Sehr geehrte Frau Jelinek!

Warum lässt Elfriede Jelinek in ihrem bei den Festwochen aufgeführten Stück »Rechnitz (Der Würgeengel)« Realität, Wahrheit und Dichtung verschwimmen? Ein gefährliches Spiel.

In Ihrem Stück „Rechnitz (Der Würgeengel)“, das dieser Tage im Rahmen der Wiener Festwochen aufgeführt wird, nehmen Sie direkt Bezug auf ein geschichtliches Ereignis: die Ermordung von 180 jüdischen Zwangsarbeitern in Rechnitz im März 1945. Für viele Menschen ist Ihr Stück ein wichtiges literarisches Beispiel der Auseinandersetzung mit der Vergangenheit und mit dem Holocaust.

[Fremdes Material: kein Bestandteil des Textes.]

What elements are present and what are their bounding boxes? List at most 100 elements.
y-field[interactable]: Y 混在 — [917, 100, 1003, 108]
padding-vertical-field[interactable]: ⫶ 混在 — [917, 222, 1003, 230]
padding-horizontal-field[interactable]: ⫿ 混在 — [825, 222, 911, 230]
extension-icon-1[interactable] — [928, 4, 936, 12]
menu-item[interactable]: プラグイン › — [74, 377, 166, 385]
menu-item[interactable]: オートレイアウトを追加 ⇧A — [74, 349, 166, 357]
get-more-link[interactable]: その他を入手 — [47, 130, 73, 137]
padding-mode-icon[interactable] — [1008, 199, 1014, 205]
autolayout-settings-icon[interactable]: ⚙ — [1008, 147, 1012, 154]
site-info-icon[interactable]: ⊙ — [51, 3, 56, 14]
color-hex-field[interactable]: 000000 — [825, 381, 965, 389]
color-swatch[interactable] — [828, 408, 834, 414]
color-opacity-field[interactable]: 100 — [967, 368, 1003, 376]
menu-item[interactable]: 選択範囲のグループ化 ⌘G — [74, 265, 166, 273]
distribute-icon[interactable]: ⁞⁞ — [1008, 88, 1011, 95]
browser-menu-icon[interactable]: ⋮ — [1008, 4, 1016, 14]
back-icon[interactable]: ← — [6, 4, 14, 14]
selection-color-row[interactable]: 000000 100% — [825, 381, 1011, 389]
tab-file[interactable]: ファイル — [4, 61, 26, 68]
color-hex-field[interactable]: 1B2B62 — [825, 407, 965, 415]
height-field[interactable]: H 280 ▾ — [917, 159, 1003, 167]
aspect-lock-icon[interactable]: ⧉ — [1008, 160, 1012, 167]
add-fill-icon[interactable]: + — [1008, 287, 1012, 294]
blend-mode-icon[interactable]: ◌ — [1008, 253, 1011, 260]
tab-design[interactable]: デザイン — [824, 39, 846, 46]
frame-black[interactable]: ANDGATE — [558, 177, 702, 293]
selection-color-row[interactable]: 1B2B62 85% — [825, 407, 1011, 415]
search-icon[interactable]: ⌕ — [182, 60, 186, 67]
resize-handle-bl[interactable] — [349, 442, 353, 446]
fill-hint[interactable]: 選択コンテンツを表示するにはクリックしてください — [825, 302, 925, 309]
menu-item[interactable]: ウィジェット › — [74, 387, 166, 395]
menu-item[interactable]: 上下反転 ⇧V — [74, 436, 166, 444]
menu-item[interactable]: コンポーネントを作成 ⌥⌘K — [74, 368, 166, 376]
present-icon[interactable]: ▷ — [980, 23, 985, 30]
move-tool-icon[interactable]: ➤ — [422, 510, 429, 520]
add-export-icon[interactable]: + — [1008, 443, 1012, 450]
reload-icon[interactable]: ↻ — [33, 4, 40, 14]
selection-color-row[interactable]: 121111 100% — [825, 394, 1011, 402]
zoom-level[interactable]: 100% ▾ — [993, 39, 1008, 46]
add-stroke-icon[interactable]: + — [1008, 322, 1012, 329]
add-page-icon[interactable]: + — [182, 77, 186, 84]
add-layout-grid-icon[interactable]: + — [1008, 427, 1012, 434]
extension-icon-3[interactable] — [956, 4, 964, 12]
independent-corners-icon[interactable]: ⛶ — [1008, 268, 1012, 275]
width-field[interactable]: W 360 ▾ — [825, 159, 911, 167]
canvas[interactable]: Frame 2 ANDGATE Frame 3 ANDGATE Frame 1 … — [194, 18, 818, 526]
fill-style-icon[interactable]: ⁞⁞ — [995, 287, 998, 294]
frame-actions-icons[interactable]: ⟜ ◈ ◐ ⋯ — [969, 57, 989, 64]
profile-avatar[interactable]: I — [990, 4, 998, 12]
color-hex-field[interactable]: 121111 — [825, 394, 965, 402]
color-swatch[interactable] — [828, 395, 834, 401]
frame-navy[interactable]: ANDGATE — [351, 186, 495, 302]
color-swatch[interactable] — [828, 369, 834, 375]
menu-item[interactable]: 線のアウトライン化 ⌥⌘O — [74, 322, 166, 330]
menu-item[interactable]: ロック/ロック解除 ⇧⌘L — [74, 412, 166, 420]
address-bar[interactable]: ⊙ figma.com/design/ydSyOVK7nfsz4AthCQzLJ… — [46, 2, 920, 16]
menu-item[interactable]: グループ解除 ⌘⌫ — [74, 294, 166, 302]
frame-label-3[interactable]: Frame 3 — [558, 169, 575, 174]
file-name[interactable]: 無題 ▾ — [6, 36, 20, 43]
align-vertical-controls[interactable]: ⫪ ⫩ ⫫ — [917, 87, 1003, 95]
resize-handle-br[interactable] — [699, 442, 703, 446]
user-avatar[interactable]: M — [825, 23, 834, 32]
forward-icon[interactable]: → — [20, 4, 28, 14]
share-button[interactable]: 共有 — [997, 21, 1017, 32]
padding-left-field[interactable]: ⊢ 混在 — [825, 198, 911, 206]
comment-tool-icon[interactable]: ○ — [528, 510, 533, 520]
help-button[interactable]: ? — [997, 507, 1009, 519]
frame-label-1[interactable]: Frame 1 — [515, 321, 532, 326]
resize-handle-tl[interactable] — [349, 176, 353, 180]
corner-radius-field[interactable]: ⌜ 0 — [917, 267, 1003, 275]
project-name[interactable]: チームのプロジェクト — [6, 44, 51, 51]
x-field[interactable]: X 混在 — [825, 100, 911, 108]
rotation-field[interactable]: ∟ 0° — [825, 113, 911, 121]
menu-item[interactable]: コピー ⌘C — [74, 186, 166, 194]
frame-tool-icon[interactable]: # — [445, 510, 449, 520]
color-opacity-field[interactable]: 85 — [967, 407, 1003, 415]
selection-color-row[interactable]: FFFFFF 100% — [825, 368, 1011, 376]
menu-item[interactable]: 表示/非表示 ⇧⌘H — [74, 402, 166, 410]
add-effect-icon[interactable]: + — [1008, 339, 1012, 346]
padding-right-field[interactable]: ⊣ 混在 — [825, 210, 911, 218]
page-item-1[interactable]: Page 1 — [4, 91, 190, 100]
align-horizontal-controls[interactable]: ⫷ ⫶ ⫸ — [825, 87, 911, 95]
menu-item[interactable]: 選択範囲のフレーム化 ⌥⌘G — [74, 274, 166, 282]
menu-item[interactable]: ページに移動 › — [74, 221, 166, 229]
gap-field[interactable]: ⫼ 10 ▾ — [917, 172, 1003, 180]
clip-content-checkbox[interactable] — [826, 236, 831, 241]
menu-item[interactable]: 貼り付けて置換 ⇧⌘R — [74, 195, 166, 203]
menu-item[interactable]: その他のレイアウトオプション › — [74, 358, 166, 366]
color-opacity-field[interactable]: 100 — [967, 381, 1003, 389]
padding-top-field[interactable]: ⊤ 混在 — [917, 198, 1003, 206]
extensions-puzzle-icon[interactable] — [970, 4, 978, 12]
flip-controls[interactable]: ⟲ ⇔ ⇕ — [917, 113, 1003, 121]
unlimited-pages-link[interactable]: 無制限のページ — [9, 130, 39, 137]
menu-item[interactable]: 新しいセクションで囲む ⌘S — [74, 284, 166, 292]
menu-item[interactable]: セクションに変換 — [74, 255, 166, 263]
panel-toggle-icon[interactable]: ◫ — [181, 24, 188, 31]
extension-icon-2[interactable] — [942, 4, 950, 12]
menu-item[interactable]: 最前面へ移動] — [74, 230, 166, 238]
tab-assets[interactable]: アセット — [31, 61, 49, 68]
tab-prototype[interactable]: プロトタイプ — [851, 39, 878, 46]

Tatsächlich scheint die Frau unseres Großonkels, Margit Batthyány, geb. Thyssen-Bornemisza, zwei Hauptverdächtige dieser Tat, den SS-Hauptscharführer und Gestapobeamten Franz Podezin und ihren damaligen Geliebten, den Gutsverwalter Hans Joachim Oldenburg, nach dem Krieg bewusst gedeckt zu haben.

Es geht uns in diesem Brief nicht darum, die Frau unseres Großonkels zu verteidigen. Dies wollen und können wir nicht tun. Wir fühlen uns jedoch als entfernte Verwandte – durch ihre Verstrickung in die Geschehnisse – besonders aufgefordert hinzusehen und womöglich das eine oder andere ins richtige Licht zu rücken.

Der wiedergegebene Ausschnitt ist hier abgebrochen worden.